Lichtgeschwindigkeit 437

Juli 1, 2010

LICHTGESCHWINDIGKEIT 437

Der Vollweise der FAZ 6 und Kommentar aus Sicht der

IT-Soziologie zur Medienlage von dem Künstlergelehrten

Dr. Dietmar Moews – live und ungeschnitten – muss auch immer

die Werte der Primaten berücksichtigen: Offenheit, Transparenz,

Freiheit, Piraterie und Rechtsstaatlichkeit, aus Globus mit

Vorgarten Berlin Pankow, am Montag, 28. Juni 2010, mit

Frankfurter Allgemeine Zeitung vom 15. Mai 2010, und

vom 16. Juni 2010, Piratenpartei Deutschland.de, RP.de, heise.de

sowie Phoenix, ARD, ZDF, DLF,

Piratenthema hier: Wie kommen wir zur Diskursfähigkeit?
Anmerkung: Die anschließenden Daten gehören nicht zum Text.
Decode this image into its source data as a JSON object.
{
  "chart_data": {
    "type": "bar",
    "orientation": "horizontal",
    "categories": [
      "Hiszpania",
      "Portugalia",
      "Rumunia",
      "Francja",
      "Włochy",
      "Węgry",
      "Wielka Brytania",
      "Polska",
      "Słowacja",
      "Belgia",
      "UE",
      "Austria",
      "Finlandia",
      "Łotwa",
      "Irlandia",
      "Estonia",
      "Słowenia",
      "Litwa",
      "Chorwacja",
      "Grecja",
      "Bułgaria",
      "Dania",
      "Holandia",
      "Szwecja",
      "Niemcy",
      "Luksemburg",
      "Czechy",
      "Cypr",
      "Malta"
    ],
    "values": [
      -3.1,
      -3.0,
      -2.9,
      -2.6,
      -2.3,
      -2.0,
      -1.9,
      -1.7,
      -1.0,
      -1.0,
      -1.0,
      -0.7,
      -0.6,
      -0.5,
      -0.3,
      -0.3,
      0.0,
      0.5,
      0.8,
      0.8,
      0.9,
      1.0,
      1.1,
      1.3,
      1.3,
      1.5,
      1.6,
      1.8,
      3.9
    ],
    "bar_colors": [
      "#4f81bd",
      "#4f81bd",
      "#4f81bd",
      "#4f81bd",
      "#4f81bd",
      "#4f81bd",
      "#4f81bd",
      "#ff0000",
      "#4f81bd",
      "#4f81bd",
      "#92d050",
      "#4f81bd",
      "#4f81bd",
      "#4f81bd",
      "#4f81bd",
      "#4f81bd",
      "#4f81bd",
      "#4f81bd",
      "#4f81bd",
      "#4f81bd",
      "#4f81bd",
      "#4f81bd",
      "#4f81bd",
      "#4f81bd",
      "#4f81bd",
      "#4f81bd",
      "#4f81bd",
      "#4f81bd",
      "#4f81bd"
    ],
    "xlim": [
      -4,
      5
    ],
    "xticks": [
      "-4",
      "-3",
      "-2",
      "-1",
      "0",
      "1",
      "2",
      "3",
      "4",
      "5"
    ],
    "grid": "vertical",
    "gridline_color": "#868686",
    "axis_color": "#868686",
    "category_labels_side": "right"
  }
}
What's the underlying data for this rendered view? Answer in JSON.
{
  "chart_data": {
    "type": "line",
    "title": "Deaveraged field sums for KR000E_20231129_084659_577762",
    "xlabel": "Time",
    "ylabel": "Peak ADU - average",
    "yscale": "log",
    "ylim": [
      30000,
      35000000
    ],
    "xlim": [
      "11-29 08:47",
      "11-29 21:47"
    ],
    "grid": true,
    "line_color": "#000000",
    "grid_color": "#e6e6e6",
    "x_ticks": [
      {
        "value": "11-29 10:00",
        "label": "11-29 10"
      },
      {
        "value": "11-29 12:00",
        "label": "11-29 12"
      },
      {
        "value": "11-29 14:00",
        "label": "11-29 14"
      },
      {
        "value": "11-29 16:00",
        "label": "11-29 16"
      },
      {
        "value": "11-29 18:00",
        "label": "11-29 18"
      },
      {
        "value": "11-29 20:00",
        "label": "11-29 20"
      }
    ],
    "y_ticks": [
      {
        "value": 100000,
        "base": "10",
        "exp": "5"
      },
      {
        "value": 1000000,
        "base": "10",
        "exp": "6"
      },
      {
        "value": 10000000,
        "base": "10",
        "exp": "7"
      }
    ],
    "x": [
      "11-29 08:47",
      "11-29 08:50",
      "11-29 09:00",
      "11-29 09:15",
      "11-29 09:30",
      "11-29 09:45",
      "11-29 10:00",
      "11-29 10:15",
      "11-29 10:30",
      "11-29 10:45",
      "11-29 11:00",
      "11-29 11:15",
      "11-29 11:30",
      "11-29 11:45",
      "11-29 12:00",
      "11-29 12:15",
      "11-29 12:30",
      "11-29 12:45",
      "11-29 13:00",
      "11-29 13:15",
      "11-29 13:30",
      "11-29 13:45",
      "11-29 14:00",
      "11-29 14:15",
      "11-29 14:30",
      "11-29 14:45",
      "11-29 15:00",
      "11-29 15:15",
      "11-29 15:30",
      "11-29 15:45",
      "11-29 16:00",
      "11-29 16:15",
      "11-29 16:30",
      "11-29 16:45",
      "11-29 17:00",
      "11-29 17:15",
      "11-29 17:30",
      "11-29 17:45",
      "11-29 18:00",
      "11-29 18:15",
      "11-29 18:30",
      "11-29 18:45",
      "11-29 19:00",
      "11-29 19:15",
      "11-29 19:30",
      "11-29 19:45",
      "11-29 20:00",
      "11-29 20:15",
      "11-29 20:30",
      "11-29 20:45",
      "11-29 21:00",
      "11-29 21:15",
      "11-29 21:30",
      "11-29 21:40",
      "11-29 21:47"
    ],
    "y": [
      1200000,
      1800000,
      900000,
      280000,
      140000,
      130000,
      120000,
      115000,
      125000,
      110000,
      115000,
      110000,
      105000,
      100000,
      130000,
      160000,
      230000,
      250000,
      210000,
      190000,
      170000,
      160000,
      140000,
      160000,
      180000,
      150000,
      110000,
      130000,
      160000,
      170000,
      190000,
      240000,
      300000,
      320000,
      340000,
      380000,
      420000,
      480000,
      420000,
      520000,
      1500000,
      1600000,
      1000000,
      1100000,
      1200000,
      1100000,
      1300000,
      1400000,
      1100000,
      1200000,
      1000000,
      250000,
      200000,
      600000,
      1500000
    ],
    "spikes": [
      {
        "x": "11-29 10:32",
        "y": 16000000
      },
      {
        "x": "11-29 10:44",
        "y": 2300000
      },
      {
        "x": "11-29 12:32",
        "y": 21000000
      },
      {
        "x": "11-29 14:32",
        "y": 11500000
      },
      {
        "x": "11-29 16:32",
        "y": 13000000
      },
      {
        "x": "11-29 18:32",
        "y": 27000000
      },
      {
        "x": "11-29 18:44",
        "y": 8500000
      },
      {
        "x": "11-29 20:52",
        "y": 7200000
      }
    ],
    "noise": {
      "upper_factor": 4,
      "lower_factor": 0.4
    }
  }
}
Ohne

Diskurskompetenz keine virtuelle Kommunikation. In dieser Folge 6

DER VOLLWEISE von EDO REENTS in FAZ 111 geht es um

empirische Tatsachen: Was will der VOLLWEISE PETER KLUGE

ohne Expertenwissen und mit dem diffusem Mitmachoptimismus,

das die Piraten verwirrt? Was ist piratig?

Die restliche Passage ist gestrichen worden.